À moins d’un mois d’une nouvelle salve de surtaxes américaines, les entreprises européennes n’ont d’autre choix que de revoir à la hâte leurs chaînes d’approvisionnement. Coûts en hausse, délais rallongés, incertitudes juridiques : face au retour offensif du protectionnisme américain, l’Europe est en première ligne.
L’expiration ce mercredi 9 juillet de la trêve tarifaire décidée par Donald Trump marque un tournant pour les entreprises européennes. En pleine recomposition des échanges mondiaux, elles doivent désormais composer avec un environnement commercial américain de plus en plus hostile. Et le plus dur reste à venir : à partir du 1er août, Washington prévoit d’imposer des surtaxes pouvant aller jusqu’à 50 %, voire 70 %, aux pays jugés « récalcitrants ».
L’export européen sous pression
Cette escalade douanière n’est pas un simple coup de semonce. Selon un récent article de la BBC, les entreprises à travers tous les continents ont déjà réorganisé leurs chaînes d’approvisionnement pour s’adapter à une politique commerciale américaine redevenue imprévisible. C’est notamment le cas du producteur espagnol Oro del Desierto, qui exporte environ 8 % de sa production d’huile d’olive vers les États-Unis. Confrontée à des droits de douane américains de 10 %, l’entreprise a été contrainte de répercuter cette hausse sur ses clients américains. « Ces droits de douane affectent directement le consommateur final », explique Rafael Alonso Barrau, directeur export de la société à la BBC. Face à cette pression, Oro del Desierto envisage désormais de réduire ses exportations vers les États-Unis, au profit de marchés plus stables en Asie ou au Moyen-Orient.

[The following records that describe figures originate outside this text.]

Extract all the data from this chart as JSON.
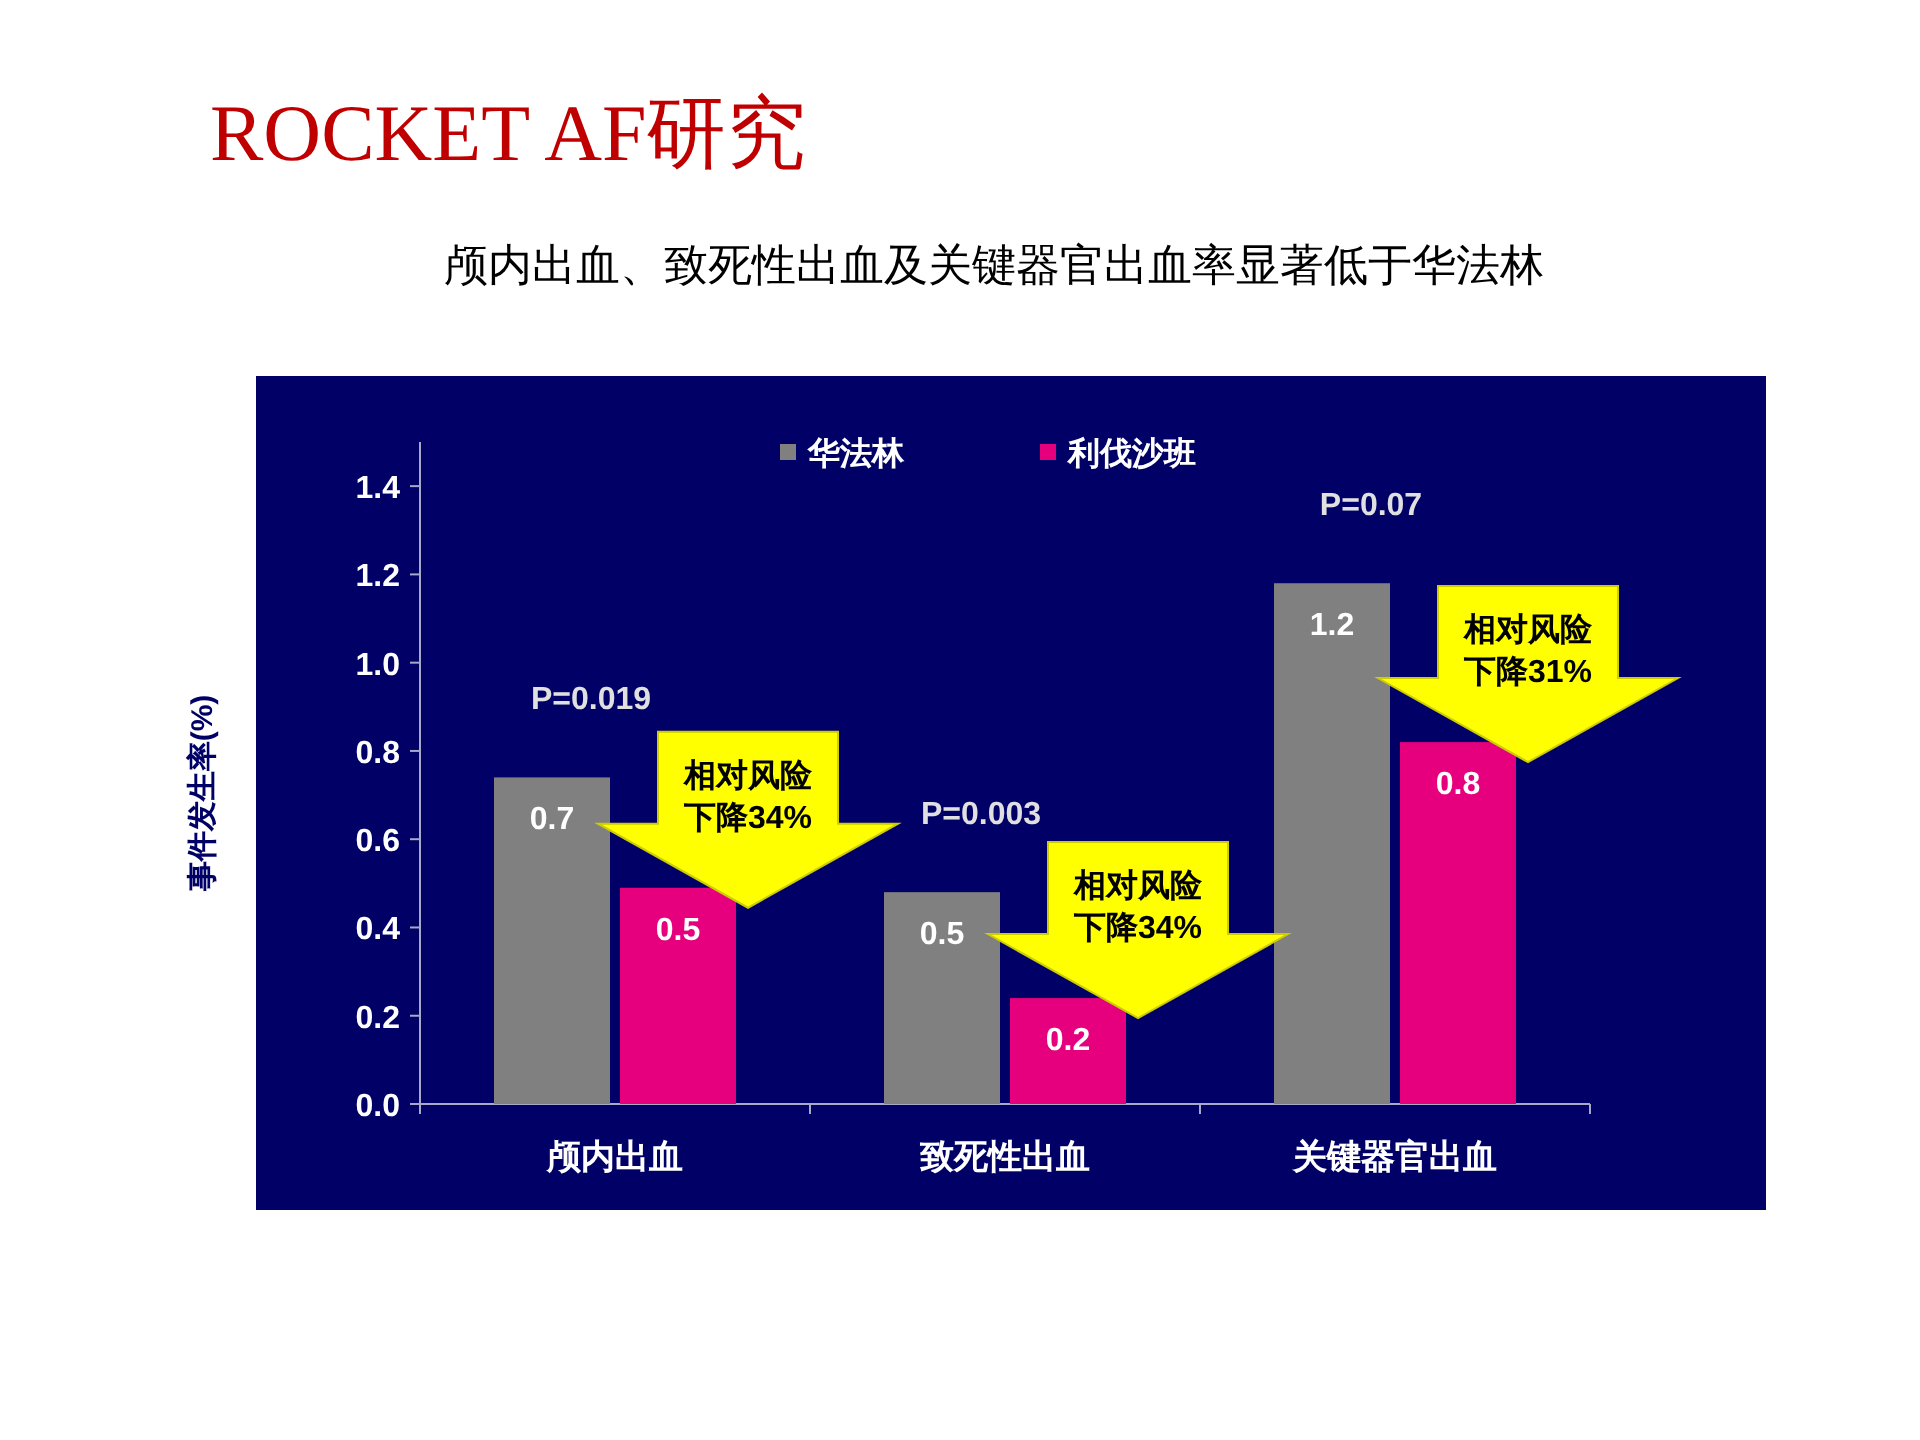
{
  "chart_data": {
    "type": "bar",
    "title": "ROCKET AF研究",
    "subtitle": "颅内出血、致死性出血及关键器官出血率显著低于华法林",
    "ylabel": "事件发生率(%)",
    "categories": [
      "颅内出血",
      "致死性出血",
      "关键器官出血"
    ],
    "series": [
      {
        "name": "华法林",
        "color": "#808080",
        "values": [
          0.74,
          0.48,
          1.18
        ],
        "value_labels": [
          "0.7",
          "0.5",
          "1.2"
        ]
      },
      {
        "name": "利伐沙班",
        "color": "#e6007e",
        "values": [
          0.49,
          0.24,
          0.82
        ],
        "value_labels": [
          "0.5",
          "0.2",
          "0.8"
        ]
      }
    ],
    "ylim": [
      0,
      1.5
    ],
    "yticks": [
      {
        "value": 0,
        "label": "0.0"
      },
      0.2,
      0.4,
      0.6,
      0.8,
      {
        "value": 1,
        "label": "1.0"
      },
      1.2,
      1.4
    ],
    "legend": "top",
    "annotations": [
      "P=0.019",
      "相对风险下降34%",
      "P=0.003",
      "相对风险下降34%",
      "P=0.07",
      "相对风险下降31%"
    ]
  }
}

Un impact bien au-delà de l’agroalimentaire
Mais le secteur agroalimentaire n’est pas le seul concerné. Partout en Europe, des entreprises— notamment en France, en Allemagne ou en Italie — tirent la sonnette d’alarme. Elles doivent faire face à une flambée des coûts logistiques, à des délais d’acheminement rallongés, et à la nécessité de trouver en urgence de nouveaux débouchés commerciaux.
Selon Les Brand, expert mondial en chaînes d’approvisionnement, cité par la BBC, repenser une chaîne d’approvisionnement ne se fait ni rapidement ni à bon marché : « Il faut identifier de nouveaux fournisseurs, tester leurs produits, former les équipes… C’est un processus long et coûteux, qui fragilise des marges déjà sous pression. »
Vers un été commercial explosif ?
Le durcissement annoncé des mesures américaines vient compliquer davantage la donne. L’administration Trump s’apprête en effet à appliquer dès le 1er août une nouvelle vague de surtaxes, ciblant les pays qui n’auraient pas conclu d’accord commercial conforme aux exigences de Washington. Une centaine d’États sont concernés, dont une quinzaine dès les premières salves. L’Union européenne, malgré les discussions engagées, est aujourd’hui incapable de garantir qu’elle évitera cette offensive douanière. En coulisses, l’UE évoque des contre-mesures potentielles via son instrument anti-coercition, mais la riposte risque de manquer d’efficacité, tant le cadre multilatéral de l’OMC est affaibli.
La tentation asiatique et la diversification en marche
En toile de fond, c’est un véritable rééquilibrage mondial qui est à l’œuvre. Des pays comme le Vietnam et l’Inde deviennent des alternatives crédibles pour contourner les surtaxes américaines. Certaines entreprises, comme Learning Resources, fabricant américain de jouets éducatifs cité comme exemple par la BBC dans son reportage, ont déjà pris les devants. Sa facture douanière est ainsi passée de 2,5 millions à plus de 100 millions de dollars lorsque Trump a temporairement relevé les droits de douane sur les importations chinoises à 145 %. Pour éviter une catastrophe industrielle, l’entreprise a relocalisé 16 % de sa production en Asie du Sud et entamé des poursuites judiciaires contre l’administration américaine.